Point your users to the [Using a Geo Site guide](usage.md).

Currently, this is what is synced:

- Git repositories.
- Wikis.
- LFS objects.
- Issues, merge requests, snippets, and comment attachments.
- Users, groups, and project avatars.

## Selective synchronization

Geo supports selective synchronization, which allows administrators to choose
which projects should be synchronized by **secondary** nodes.
A subset of projects can be chosen, either by group or by storage shard.
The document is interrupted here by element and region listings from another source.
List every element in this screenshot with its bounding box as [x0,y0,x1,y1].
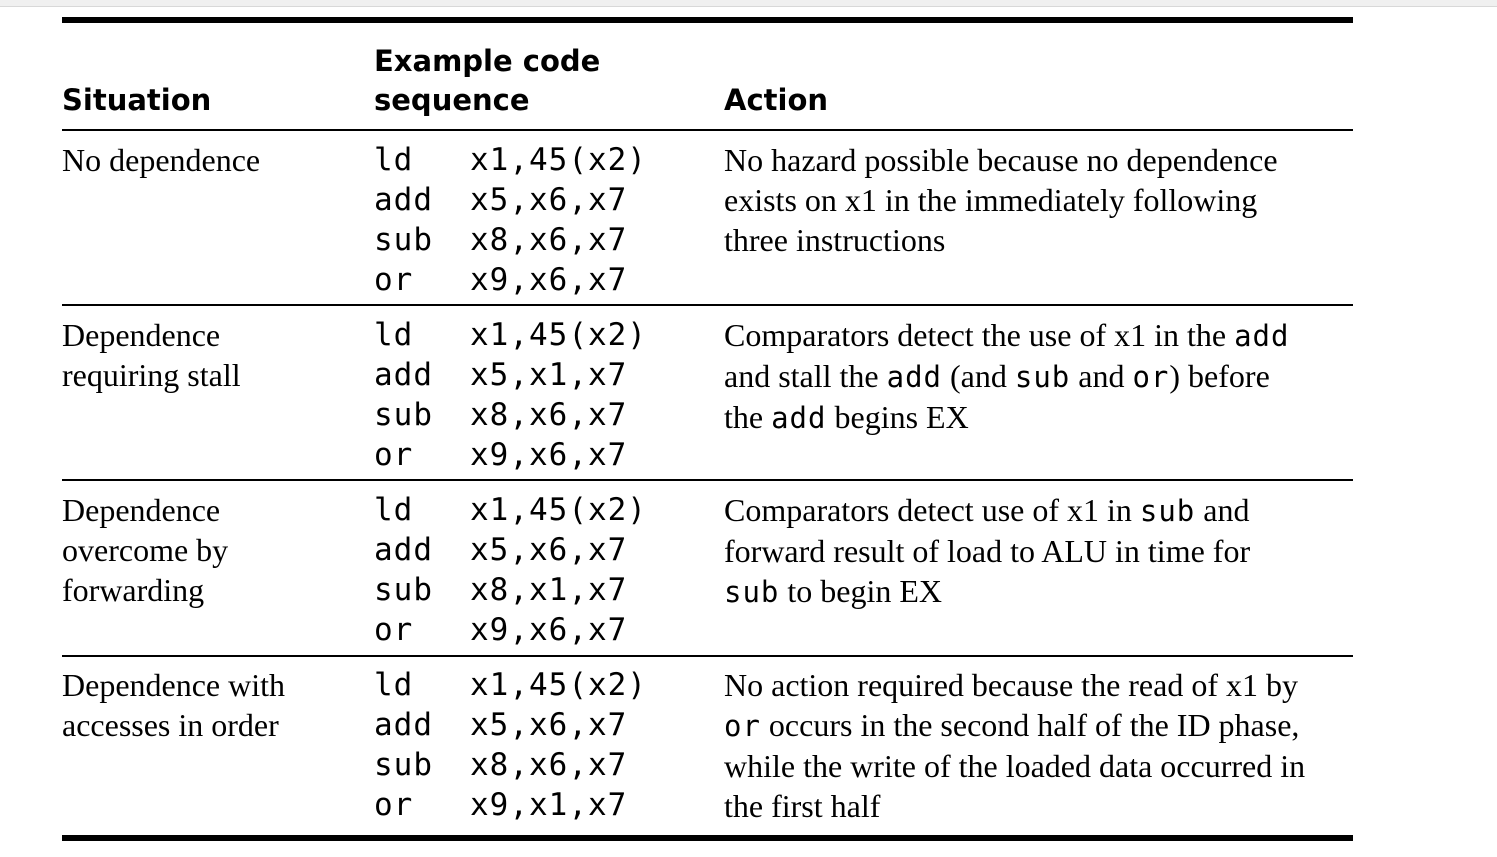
action-line: or occurs in the second half of the ID p… [724,707,1300,743]
code-opcode: or [374,787,414,823]
code-line: sub x8,x6,x7 [374,745,647,785]
code-line: ld x1,45(x2) [374,665,647,705]
code-operands: x1,45(x2) [470,667,647,703]
situation-cell: Dependence requiring stall [62,317,241,393]
code-opcode: ld [374,667,414,703]
code-opcode: sub [374,572,433,608]
code-operands: x1,45(x2) [470,142,647,178]
code-line: add x5,x6,x7 [374,180,647,220]
header-code-line2: sequence [374,83,530,117]
action-line: the first half [724,788,881,824]
code-cell: ld x1,45(x2) add x5,x6,x7 sub x8,x6,x7 or x9,x1… [374,665,647,825]
browser-top-strip [0,0,1497,7]
action-line: the add begins EX [724,399,969,435]
code-operands: x5,x6,x7 [470,532,628,568]
action-cell: Comparators detect use of x1 in sub and f… [724,490,1250,612]
code-opcode: or [374,612,414,648]
action-line: while the write of the loaded data occur… [724,748,1306,784]
code-operands: x5,x6,x7 [470,707,628,743]
code-opcode: add [374,182,433,218]
table-top-rule [62,17,1353,23]
code-opcode: ld [374,317,414,353]
code-line: sub x8,x6,x7 [374,220,647,260]
code-operands: x9,x6,x7 [470,262,628,298]
code-cell: ld x1,45(x2) add x5,x6,x7 sub x8,x6,x7 or x9,x6… [374,140,647,300]
action-line: three instructions [724,222,946,258]
header-code-line1: Example code [374,44,601,78]
code-line: ld x1,45(x2) [374,490,647,530]
code-opcode: sub [374,747,433,783]
action-line: forward result of load to ALU in time fo… [724,533,1251,569]
code-line: or x9,x6,x7 [374,610,647,650]
action-line: Comparators detect use of x1 in sub and [724,492,1250,528]
code-operands: x8,x6,x7 [470,222,628,258]
action-cell: No action required because the read of x… [724,665,1305,826]
code-line: sub x8,x6,x7 [374,395,647,435]
table-bottom-rule [62,835,1353,841]
code-opcode: add [374,357,433,393]
code-operands: x1,45(x2) [470,317,647,353]
action-line: and stall the add (and sub and or) befor… [724,358,1270,394]
code-operands: x1,45(x2) [470,492,647,528]
row-divider [62,655,1353,657]
code-opcode: ld [374,492,414,528]
header-rule [62,129,1353,131]
code-operands: x9,x1,x7 [470,787,628,823]
row-divider [62,304,1353,306]
action-line: No hazard possible because no dependence [724,142,1278,178]
code-opcode: sub [374,397,433,433]
action-line: Comparators detect the use of x1 in the … [724,317,1290,353]
code-line: ld x1,45(x2) [374,315,647,355]
code-line: add x5,x1,x7 [374,355,647,395]
code-line: or x9,x6,x7 [374,435,647,475]
action-line: No action required because the read of x… [724,667,1298,703]
code-opcode: sub [374,222,433,258]
code-cell: ld x1,45(x2) add x5,x1,x7 sub x8,x6,x7 or x9,x6… [374,315,647,475]
code-opcode: ld [374,142,414,178]
code-operands: x8,x6,x7 [470,747,628,783]
code-line: sub x8,x1,x7 [374,570,647,610]
code-operands: x5,x1,x7 [470,357,628,393]
code-opcode: or [374,437,414,473]
code-operands: x8,x1,x7 [470,572,628,608]
code-opcode: add [374,532,433,568]
situation-cell: Dependence overcome by forwarding [62,492,229,608]
header-situation: Situation [62,83,212,117]
code-operands: x9,x6,x7 [470,612,628,648]
code-opcode: or [374,262,414,298]
row-divider [62,479,1353,481]
code-line: ld x1,45(x2) [374,140,647,180]
code-line: or x9,x6,x7 [374,260,647,300]
code-operands: x5,x6,x7 [470,182,628,218]
situation-cell: No dependence [62,142,261,178]
code-operands: x8,x6,x7 [470,397,628,433]
action-cell: No hazard possible because no dependence… [724,140,1278,260]
code-opcode: add [374,707,433,743]
situation-cell: Dependence with accesses in order [62,667,286,743]
code-cell: ld x1,45(x2) add x5,x6,x7 sub x8,x1,x7 or x9,x6… [374,490,647,650]
code-line: add x5,x6,x7 [374,705,647,745]
code-operands: x9,x6,x7 [470,437,628,473]
action-line: exists on x1 in the immediately followin… [724,182,1258,218]
header-action: Action [724,83,829,117]
code-line: add x5,x6,x7 [374,530,647,570]
code-line: or x9,x1,x7 [374,785,647,825]
action-line: sub to begin EX [724,573,943,609]
action-cell: Comparators detect the use of x1 in the … [724,315,1289,438]
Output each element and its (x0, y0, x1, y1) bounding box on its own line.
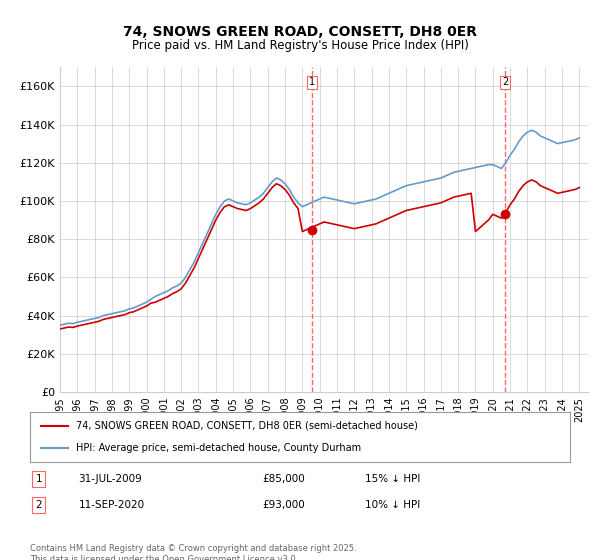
Text: Contains HM Land Registry data © Crown copyright and database right 2025.
This d: Contains HM Land Registry data © Crown c… (30, 544, 356, 560)
Text: Price paid vs. HM Land Registry's House Price Index (HPI): Price paid vs. HM Land Registry's House … (131, 39, 469, 52)
Text: £85,000: £85,000 (262, 474, 305, 484)
Text: 15% ↓ HPI: 15% ↓ HPI (365, 474, 420, 484)
Text: 31-JUL-2009: 31-JUL-2009 (79, 474, 142, 484)
Text: 1: 1 (310, 77, 316, 87)
Text: 11-SEP-2020: 11-SEP-2020 (79, 500, 145, 510)
Text: 74, SNOWS GREEN ROAD, CONSETT, DH8 0ER (semi-detached house): 74, SNOWS GREEN ROAD, CONSETT, DH8 0ER (… (76, 421, 418, 431)
Text: HPI: Average price, semi-detached house, County Durham: HPI: Average price, semi-detached house,… (76, 443, 361, 453)
Text: £93,000: £93,000 (262, 500, 305, 510)
Text: 2: 2 (35, 500, 42, 510)
Text: 1: 1 (35, 474, 42, 484)
Text: 10% ↓ HPI: 10% ↓ HPI (365, 500, 420, 510)
Text: 2: 2 (502, 77, 508, 87)
Text: 74, SNOWS GREEN ROAD, CONSETT, DH8 0ER: 74, SNOWS GREEN ROAD, CONSETT, DH8 0ER (123, 25, 477, 39)
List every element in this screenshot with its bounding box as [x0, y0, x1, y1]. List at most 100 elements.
The
former is ideal for replicating data belonging to a subset of users, while the
latter is more suited to progressively rolling out Geo to a large GitLab
instance.

It is important to note that selective synchronization:

1. Does not restrict permissions from **secondary** nodes.
1. Does not hide project metadata from **secondary** nodes.
   - Since Geo currently relies on PostgreSQL replication, all project metadata
     gets replicated to **secondary** nodes, but repositories that have not been
     selected are empty.
1. Does not reduce the number of events generated for the Geo event log.
   - The **primary** node generates events as long as any **secondary** nodes are present.
     Selective synchronization restrictions are implemented on the **secondary** nodes,
     not the **primary** node.

### Git operations on unreplicated repositories

> [Introduced](https://gitlab.com/groups/gitlab-org/-/epics/2562) in GitLab 12.10 for HTTP(S) and in GitLab 13.0 for SSH.

Git clone, pull, and push operations over HTTP(S) and SSH are supported for repositories that
exist on the **primary** node but not on **secondary** nodes. This situation can occur
when:

- Selective synchronization does not include the project attached to the repository.
- The repository is actively being replicated but has not completed yet.

## Upgrading Geo

See the [updating the Geo nodes document](updating_the_geo_nodes.md).

## Troubleshooting

See the [troubleshooting document](troubleshooting.md).